Cecil’s old column on Berlitz and Moore’s The Philadelphia Experiment was based on a question that read in part:
Over the years there have been a number of Comments threads with people wondering about what the third “city project” was. As in this 2005 example, the usual course has been that I pedantically point out the mundane origin of the name for the Manhattan Engineering District and that’s about it.
Anyway, I happened to stumble across a copy of The Philadelphia Experiment in a secondhand bookshop this afternoon and the question came to mind. (For one of the bestselling classics of Seventies pseudoscience, the book is surprisingly rare on the London secondhand market. Copies of Berlitz’s The Bermuda Triangle are far, far more common.) I wasn’t inclined to buy, so the following is based on a skim.

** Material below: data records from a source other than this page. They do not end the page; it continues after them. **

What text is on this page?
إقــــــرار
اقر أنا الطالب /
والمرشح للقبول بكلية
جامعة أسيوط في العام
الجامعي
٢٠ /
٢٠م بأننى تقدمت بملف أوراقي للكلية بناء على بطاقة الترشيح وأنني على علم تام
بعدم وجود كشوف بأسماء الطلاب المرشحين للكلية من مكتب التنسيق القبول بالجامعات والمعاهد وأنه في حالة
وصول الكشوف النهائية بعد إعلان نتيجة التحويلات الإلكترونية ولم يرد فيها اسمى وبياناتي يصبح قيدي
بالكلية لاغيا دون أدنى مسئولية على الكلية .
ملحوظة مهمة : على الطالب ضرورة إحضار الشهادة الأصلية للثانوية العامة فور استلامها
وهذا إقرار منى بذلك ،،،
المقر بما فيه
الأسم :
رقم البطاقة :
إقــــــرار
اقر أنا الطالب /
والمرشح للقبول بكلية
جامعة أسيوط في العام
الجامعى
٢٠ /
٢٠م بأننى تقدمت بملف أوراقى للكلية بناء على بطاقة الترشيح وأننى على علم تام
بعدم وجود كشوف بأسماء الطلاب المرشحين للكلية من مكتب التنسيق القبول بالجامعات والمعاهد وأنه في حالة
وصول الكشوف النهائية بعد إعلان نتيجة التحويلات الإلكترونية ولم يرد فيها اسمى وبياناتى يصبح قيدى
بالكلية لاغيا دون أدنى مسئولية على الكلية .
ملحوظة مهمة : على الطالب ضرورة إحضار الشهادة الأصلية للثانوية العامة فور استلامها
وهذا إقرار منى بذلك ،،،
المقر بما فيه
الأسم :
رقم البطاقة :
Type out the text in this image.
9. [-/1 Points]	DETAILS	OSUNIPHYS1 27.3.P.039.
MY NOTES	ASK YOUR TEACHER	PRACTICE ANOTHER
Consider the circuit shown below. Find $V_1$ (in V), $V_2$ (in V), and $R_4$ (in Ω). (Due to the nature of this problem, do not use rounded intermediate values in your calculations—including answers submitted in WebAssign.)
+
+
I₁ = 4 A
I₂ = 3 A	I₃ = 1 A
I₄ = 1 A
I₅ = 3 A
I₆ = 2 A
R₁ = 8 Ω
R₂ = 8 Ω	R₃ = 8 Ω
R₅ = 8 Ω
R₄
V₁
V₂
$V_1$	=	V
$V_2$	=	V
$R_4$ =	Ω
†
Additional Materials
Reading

The only relevant assertion appears to be made in the preface. Berlitz claims that in 1943 the US had three major secret projects underway. The atomic bomb, antigravity and invisibility. The latter two were then abandoned once the first looked like succeeding. The last of these was the “Philadelphia Experiment”, so the answer to the question of what was the third project, at least according to Berlitz, appears to be antigravity. However, as far as I could see, he never gives a name for this project. Neither does he particularly link the names of the other two.
My guess: Cecil’s questioner had misread Berlitz and Moore. There was never any notion of three specifically named “city projects” therein.